Stock markets across Asia plunged on Monday, following big falls last week by major indexes around the world.

In Japan, the Nikkei 225 index fell by 12.4%, or 4,451points – its largest points drop in history, while the broader Topix index lost 12.2%.

It comes after weak jobs data in the US on Friday sparked concerns about weakness in the world’s largest economy.

Meanwhile, the yen has been strengthening against the US dollar since the Bank of Japan raised interest rates last week, making stocks in Tokyo more expensive for foreign investors.

“The selloff was instigated by the sharp appreciation of the [yen] as global investors turned cautious on Japanese corporate earnings, especially that of exporters such as automakers,” said Kei Okamura, a Tokyo-based portfolio manager at investment firm Neuberger Berman.

The Japanese currency has strengthened more than 10% against the US dollar over the last month.

A stronger yen makes Japanese goods more expensive, and consequently less attractive for potential overseas buyers.

Unlike other central banks such as the Bank of England and the European Central Bank, the Bank of Japan lifted interest rates last week to the highest level since the global financial crisis in 2008.

Inflation in Japan rose by more than expected in June while the economy shrank in the first three months of the year because of a weaker yen and poor household spending.

Elsewhere in the Asia-Pacific region, Taiwan’s main share index and South Korea’s Kospi both fell more than 8%.

India’s main index, the NSE Nifty 50, was trading 2.8% lower and the S&P/ASX 200 in Australia was down about 3.6%.

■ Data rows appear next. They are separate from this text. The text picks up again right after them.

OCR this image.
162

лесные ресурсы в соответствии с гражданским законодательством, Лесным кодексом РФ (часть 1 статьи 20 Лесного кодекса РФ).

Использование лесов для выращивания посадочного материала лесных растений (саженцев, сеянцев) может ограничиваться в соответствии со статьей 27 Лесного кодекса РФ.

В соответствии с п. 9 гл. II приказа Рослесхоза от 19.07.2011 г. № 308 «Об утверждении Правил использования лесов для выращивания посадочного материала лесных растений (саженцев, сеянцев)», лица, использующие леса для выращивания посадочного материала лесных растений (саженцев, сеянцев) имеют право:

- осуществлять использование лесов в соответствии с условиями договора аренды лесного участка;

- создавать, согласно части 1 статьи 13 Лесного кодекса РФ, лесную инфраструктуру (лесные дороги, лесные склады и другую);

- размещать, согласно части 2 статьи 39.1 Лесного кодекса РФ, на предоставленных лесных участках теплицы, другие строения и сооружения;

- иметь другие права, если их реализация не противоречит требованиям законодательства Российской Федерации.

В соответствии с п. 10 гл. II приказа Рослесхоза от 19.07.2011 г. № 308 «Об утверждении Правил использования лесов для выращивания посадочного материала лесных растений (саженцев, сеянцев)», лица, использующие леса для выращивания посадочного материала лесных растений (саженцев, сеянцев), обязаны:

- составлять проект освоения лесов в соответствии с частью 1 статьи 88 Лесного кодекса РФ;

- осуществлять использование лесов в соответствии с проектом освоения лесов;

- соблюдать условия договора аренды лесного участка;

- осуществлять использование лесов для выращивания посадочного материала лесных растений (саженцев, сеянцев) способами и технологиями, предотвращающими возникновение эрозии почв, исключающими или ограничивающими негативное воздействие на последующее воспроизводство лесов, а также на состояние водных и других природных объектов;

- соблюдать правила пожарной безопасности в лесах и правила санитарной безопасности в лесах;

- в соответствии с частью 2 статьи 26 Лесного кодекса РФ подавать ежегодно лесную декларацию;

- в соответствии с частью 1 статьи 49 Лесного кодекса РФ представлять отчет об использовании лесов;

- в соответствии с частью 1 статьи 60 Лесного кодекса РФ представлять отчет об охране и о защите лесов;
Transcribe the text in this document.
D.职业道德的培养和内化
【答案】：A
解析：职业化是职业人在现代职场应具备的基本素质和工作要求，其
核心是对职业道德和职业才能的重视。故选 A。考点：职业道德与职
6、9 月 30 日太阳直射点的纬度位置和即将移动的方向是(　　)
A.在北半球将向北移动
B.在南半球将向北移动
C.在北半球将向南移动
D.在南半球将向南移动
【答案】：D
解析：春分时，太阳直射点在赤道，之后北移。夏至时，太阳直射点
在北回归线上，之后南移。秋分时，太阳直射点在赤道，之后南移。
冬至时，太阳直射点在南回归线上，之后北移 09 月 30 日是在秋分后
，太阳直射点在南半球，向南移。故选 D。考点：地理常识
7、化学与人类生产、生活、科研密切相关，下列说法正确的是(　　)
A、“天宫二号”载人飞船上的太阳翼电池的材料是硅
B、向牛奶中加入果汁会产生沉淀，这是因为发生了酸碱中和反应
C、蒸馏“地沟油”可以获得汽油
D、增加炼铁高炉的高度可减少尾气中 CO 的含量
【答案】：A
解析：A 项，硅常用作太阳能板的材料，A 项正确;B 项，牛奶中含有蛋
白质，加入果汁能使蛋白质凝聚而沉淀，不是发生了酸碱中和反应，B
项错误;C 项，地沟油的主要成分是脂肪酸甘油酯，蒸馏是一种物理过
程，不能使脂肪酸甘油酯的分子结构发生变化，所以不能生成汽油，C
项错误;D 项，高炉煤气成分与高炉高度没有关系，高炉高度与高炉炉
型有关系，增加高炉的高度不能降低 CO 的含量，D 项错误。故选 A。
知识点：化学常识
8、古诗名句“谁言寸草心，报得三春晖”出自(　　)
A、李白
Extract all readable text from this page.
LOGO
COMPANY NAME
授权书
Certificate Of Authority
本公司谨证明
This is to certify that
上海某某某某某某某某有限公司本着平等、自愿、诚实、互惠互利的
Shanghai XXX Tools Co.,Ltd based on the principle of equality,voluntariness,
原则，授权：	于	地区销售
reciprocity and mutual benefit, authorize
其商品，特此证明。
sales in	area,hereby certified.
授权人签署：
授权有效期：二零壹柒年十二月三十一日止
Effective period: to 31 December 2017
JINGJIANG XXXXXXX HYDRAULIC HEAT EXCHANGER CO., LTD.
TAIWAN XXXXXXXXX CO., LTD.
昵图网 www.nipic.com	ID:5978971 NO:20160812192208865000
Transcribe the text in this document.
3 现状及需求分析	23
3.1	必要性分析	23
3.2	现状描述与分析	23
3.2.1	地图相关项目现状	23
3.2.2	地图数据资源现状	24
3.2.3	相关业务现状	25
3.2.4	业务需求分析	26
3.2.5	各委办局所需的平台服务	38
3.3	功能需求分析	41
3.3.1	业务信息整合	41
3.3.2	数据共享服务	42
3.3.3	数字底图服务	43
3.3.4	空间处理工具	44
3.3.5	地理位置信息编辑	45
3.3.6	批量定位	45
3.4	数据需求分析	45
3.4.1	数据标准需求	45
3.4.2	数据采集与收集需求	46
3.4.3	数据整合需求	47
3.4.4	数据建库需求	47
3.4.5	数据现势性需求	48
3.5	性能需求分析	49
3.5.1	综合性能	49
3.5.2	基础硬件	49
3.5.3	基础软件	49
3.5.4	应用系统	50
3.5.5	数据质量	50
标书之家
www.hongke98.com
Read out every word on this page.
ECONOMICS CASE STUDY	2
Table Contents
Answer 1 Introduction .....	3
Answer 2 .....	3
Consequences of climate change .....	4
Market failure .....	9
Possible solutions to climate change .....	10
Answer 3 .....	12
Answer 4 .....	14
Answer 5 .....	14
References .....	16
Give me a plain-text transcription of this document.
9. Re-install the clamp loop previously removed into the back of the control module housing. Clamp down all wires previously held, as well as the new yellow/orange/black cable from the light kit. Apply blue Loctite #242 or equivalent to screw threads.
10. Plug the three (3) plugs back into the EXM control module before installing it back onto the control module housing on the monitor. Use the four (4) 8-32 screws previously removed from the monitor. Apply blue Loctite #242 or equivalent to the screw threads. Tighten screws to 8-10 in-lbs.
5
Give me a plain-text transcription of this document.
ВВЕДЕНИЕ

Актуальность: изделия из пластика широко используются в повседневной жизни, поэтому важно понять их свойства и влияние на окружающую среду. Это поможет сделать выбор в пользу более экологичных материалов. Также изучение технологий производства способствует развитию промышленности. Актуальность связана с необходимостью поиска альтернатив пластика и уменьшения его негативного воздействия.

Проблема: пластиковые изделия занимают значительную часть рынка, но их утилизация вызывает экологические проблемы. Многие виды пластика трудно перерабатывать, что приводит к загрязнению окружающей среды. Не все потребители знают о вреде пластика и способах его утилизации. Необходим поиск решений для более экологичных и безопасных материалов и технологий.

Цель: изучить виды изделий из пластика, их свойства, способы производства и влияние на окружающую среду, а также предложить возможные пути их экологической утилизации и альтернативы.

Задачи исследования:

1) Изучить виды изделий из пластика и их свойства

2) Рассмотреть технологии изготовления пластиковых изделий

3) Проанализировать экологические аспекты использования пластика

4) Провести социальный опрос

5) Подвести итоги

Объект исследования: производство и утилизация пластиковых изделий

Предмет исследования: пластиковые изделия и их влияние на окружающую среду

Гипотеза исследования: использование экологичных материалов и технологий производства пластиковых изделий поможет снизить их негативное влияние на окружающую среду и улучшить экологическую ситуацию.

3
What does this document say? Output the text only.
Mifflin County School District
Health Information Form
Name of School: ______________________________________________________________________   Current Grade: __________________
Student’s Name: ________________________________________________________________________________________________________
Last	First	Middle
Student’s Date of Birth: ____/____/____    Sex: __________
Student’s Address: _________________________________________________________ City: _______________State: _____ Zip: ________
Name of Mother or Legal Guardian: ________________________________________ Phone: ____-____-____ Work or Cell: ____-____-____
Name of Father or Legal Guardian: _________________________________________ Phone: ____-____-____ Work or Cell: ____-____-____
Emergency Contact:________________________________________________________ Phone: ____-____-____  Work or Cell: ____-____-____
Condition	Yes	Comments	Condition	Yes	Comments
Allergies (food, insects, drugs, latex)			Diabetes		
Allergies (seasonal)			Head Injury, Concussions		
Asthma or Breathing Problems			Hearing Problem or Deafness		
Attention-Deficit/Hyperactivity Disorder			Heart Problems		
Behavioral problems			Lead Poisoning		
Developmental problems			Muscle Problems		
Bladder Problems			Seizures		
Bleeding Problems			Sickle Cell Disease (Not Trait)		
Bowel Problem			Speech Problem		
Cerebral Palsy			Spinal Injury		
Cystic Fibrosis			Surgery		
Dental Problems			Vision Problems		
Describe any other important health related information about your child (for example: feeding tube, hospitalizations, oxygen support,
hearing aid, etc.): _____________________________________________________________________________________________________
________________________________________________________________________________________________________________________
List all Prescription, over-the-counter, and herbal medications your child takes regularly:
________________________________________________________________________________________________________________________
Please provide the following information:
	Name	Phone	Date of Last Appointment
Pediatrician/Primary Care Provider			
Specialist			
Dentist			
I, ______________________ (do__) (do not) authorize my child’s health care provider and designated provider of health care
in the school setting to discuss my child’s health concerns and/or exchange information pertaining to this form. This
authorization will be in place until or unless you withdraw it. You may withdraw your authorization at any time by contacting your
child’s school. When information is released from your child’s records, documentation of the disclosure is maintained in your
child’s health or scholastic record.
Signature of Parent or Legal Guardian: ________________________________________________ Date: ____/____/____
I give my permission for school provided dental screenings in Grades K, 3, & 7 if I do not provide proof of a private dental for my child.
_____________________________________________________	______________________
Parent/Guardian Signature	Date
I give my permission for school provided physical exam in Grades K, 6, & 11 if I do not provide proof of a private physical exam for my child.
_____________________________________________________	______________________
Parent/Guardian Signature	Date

The Hang Seng in Hong Kong was down 2.5%, while the Shanghai Stock Exchange was 1.4% lower.

Cryptocurrencies were also down. Bitcoin dropped to around $50,000, its lowest level since February.

On Friday, stocks in New York fell sharply after official jobs data showed that US employers added 114,000 jobs in July, far fewer than expected.

Average jobs growth in the US has been around 150,000 a month.

The figures for July raised concerns that a long-running jobs boom in the US might be coming to an end. It stoked speculation about when – and by how much – the Federal Reserve will cut interest rates.

There are fears that the US economy will slow, despite the most recent data showing that it expanded at an annual rate of 2.8%.

Shanti Kelemen, chief investment officer at M&G Wealth, told the BBC’s Today programme: “You can pick out evidence to create a positive story, you can also pick out the evidence to create a negative story.

“I don’t think it universally points to one direction yet.”

Stock markets were already worried about high borrowing costs and unsettled by signs that a long-running rally in share prices, fuelled in part by optimism over artificial intelligence (AI), might be running out steam.

Friday’s decline in the Nasdaq brought the index down about 10% from its most recent peak – a fall known as a “correction” – that in this case has happened in a matter of weeks.

The Dow Jones Industrial Average also dropped 1.5% on Friday, and the S&P 500 ended 1.8% lower, after markets in Asia and Europe sank.

Over the weekend, veteran US investor Warren Buffett’s firm Berkshire Hathaway revealed that it had sold about half its stake in US technology giant Apple.